Never call that number. Real antivirus software does not put phone numbers in browser popups. Real Windows errors don’t appear in the browser — they appear in the Windows interface itself.
What these popups actually are: malvertising (malicious ads on legitimate sites) or websites designed to generate false alerts. The goal is to get you to call a fake “support” number where someone will request remote access to your computer and potentially install actual malware while pretending to remove a virus that was never there.
How to close them safely: don’t click anywhere inside the popup, including the X button, which may trigger a download. Use your browser’s window controls at the top of the screen, or press Ctrl+W to close the tab. If you can’t close it, press Ctrl+Shift+Esc to open Task Manager and end your browser process.
What to actually do if you suspect infection
Step 1: Don’t panic. Most infections are not catastrophic. Ransomware is the exception.
Step 2: Close anything suspicious without clicking inside it. Use Task Manager if needed.
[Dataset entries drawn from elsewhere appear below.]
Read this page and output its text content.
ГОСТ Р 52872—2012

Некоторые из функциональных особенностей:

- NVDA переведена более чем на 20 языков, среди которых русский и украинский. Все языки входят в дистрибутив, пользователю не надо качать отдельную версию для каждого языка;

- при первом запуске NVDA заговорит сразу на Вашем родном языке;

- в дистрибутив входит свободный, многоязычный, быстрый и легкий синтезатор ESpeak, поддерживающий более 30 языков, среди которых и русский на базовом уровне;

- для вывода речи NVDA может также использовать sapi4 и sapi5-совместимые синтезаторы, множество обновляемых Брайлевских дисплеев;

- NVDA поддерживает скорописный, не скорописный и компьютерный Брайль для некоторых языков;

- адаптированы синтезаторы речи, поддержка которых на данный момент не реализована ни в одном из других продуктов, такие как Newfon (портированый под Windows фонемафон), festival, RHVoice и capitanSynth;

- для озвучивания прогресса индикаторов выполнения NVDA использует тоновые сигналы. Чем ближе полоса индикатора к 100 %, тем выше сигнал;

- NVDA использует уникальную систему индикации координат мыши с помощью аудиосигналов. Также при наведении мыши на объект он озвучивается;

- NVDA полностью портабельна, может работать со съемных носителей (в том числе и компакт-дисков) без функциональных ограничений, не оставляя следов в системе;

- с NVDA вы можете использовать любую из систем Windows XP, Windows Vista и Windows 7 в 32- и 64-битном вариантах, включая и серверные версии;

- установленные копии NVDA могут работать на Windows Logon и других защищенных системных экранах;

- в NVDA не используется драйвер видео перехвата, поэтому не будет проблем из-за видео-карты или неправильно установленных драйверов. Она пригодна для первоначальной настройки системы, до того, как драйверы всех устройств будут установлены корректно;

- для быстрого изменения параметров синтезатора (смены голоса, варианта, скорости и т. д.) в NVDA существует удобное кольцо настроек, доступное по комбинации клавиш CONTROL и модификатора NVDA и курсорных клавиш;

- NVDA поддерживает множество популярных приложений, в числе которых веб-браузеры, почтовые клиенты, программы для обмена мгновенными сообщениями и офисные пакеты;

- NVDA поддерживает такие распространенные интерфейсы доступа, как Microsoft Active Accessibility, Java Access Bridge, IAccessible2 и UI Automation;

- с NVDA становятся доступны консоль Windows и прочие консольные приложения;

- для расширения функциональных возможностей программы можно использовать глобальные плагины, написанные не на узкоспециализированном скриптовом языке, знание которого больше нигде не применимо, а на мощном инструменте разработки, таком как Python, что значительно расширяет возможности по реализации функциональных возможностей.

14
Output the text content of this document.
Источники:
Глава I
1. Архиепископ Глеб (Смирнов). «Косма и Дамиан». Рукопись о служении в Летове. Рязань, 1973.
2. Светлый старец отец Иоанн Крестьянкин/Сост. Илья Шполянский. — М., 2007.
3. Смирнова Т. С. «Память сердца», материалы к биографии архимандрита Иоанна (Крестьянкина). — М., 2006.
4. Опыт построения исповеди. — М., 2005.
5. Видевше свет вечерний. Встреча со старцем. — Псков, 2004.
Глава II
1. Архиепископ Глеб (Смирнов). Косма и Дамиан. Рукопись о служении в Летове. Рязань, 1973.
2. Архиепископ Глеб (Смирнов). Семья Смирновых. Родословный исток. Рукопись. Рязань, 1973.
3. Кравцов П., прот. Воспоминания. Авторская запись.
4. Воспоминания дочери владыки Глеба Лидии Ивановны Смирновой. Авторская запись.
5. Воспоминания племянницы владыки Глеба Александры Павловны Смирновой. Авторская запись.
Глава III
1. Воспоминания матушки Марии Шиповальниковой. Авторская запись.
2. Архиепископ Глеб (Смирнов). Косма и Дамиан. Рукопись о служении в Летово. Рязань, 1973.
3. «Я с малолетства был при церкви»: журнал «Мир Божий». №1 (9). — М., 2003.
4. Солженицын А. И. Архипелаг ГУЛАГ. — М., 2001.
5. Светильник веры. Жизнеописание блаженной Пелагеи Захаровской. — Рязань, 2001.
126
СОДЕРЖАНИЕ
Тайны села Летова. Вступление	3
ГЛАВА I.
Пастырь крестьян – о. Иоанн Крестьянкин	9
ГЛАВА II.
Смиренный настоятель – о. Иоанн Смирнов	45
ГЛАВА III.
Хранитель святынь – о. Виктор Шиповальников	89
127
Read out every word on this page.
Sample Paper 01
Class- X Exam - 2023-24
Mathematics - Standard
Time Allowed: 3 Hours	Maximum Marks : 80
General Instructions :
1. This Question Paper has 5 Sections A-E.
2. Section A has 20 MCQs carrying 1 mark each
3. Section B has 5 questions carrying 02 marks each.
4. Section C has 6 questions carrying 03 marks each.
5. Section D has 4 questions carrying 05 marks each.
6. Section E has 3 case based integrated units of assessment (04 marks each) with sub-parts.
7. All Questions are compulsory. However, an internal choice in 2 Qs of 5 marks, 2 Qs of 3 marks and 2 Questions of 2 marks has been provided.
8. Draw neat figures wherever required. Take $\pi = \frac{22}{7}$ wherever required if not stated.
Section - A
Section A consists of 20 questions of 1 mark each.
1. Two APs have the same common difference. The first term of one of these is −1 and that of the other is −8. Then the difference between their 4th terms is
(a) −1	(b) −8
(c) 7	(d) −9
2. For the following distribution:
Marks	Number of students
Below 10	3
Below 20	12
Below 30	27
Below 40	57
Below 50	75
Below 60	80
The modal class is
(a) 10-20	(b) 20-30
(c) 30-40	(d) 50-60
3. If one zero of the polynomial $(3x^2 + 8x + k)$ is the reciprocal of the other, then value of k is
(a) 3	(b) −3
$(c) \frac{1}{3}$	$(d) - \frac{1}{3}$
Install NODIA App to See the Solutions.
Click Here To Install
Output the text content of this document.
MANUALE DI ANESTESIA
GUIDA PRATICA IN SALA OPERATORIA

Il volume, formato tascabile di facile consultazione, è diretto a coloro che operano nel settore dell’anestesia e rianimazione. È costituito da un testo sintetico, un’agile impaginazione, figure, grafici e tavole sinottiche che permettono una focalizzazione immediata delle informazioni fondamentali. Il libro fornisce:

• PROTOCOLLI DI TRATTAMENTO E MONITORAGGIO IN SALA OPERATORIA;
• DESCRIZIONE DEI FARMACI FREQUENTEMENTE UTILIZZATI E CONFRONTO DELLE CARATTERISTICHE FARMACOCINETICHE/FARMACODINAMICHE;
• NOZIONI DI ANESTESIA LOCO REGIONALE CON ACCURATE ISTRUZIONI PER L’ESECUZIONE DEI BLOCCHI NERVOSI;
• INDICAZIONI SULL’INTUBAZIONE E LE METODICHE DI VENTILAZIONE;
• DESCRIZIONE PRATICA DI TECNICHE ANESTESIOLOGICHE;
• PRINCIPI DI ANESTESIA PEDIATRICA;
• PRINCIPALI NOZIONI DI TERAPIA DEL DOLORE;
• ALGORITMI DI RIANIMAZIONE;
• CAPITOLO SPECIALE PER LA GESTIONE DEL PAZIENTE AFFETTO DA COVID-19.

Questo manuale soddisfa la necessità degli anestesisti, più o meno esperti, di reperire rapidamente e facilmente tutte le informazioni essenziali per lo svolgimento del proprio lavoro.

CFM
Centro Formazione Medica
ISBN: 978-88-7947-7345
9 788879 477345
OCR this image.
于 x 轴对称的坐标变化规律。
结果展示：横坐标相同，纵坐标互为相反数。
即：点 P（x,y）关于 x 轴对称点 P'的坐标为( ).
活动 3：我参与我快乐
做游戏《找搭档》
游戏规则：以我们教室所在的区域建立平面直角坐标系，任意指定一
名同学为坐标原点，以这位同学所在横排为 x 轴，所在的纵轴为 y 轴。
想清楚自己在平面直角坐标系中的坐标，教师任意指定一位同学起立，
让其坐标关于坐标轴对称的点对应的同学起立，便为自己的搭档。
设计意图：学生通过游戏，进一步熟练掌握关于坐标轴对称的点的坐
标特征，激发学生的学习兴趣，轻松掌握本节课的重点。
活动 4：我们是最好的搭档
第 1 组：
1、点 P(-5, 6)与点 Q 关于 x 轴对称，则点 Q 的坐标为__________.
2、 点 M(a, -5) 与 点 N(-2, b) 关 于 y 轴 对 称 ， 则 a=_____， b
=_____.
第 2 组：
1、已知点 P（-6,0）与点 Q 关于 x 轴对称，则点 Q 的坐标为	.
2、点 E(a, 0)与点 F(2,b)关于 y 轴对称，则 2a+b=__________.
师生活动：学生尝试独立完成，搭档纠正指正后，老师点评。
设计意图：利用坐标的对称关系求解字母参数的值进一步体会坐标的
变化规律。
Step 3: Run a full scan with your installed antivirus. Not a quick scan — a full one. This takes longer but checks more.
Step 4: Run Malwarebytes Free as a second opinion. It catches adware and potentially unwanted programs that traditional antivirus sometimes misses. Install from malwarebytes.com only — not from a search ad.
Step 5: If both scans are clean but symptoms persist, check your browser extensions, your startup programs (Task Manager > Startup tab), and your installed apps list for anything unfamiliar. Remove what you don’t recognize.
Step 6: If you found and removed something, change your passwords for important accounts — email, banking, anything you access through that machine. Assume the infection may have had access to what you typed.
What you don’t need to do: reformat and reinstall Windows for every infection. That’s a last resort for severe cases, not a routine response to adware.
A note on infection sources
Most people who get infected aren’t doing anything dramatic. Common sources: pirated software and games, unofficial download sites that bundle extras into installers, clicking links in email that looked plausible, browser extensions from outside the official extension stores, and occasionally malvertising on legitimate sites.
The pattern I’ve seen repeatedly on client sites and in community discussions: people are surprised how ordinary the vector was. Not a sophisticated attack. A checkbox they missed. A link they didn’t look at closely. A free download from a site they’d used before.
That’s worth knowing, not to create anxiety, but because it points at where actual prevention lives: habits, not just software.